USDA creates coronavirus loan guarantees for rural businesses and farmers

With money from the $2 trillion coronavirus relief package, the USDA said Thursday it would provide up to $1 billion in loan guarantees to help rural businesses and farmers meet their working capital needs during the pandemic. The new program is patterned on the USDA’s existing Business and Industry program but with a higher loan guarantee level and lower requirements for collateral.

Loan guarantees assure lenders that the government will pay off a loan if the borrower cannot.

Agriculture Secretary Sonny Perdue said the new program would offer assurance that the USDA is “a strong supporter of all aspects of the rural economy.”

The USDA did not specify a maximum size for loans eligible for guarantees in the coronavirus program. “Loans must be used as working capital to prevent, prepare for, or respond to the effects of the coronavirus pandemic,” it said on the homepage for the new program. A 90 percent guarantee is offered on all loans, with a maximum term of 10 years. Borrowers must have collateral equal to the size of the loan. The guarantees are available to rural businesses “and agricultural producers that are not eligible for USDA Farm Service Agency loans.”

In the existing B&I program, the highest guarantee is 80 percent, on loans of up to $5 million. Guarantees are limited to 60 percent on loans or more than $10 million, with a maximum loan size of $25 million. Borrowers must have collateral that is at least 20 percent larger than the loan.
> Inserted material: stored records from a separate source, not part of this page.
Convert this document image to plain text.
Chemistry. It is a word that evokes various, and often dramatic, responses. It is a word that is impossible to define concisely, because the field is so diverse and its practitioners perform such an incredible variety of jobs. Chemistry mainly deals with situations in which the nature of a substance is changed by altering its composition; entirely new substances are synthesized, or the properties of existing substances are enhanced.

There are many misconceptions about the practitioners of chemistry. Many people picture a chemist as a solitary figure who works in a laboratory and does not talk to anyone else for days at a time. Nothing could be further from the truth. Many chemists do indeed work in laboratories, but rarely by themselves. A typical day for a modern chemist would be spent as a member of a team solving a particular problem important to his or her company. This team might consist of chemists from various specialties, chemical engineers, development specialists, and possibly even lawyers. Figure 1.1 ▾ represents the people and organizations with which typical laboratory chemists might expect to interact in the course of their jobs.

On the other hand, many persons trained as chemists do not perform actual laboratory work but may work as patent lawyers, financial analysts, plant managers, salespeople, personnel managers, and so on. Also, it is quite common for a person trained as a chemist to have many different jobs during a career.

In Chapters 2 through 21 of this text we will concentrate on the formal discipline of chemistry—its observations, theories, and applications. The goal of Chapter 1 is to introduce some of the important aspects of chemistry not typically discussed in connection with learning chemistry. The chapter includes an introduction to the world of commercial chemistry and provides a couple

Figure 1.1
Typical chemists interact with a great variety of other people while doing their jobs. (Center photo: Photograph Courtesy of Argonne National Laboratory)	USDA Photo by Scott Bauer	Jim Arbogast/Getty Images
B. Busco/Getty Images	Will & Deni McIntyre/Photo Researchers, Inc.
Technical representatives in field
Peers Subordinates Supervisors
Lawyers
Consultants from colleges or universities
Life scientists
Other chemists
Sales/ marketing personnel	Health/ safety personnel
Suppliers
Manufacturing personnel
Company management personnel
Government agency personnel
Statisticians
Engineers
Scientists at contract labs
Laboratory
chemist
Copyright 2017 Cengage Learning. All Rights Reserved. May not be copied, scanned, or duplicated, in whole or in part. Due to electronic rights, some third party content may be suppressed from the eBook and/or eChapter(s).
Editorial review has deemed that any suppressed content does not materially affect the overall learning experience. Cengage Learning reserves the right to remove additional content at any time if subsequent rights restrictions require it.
Guarantees are available only to rural businesses. Loans can run up to 30 years, but the maximum term for working capital is seven years.

A farm activist deplored the new loan guarantee program as “another end run around the normal rules” on USDA support of agriculture.

Separately, the Farm Service Agency said it would broaden the use of its disaster set-aside loan provision so that it applies to the coronavirus. The provision allows the USDA to delay the payment date on a loan held by a farmer. “FSA recognizes that some customers may need this option to improve their cash flow circumstances in response to the Covid-19 outbreak,” said administrator Richard Fordyce. Usually, the set-aside provision is available only after a natural disaster.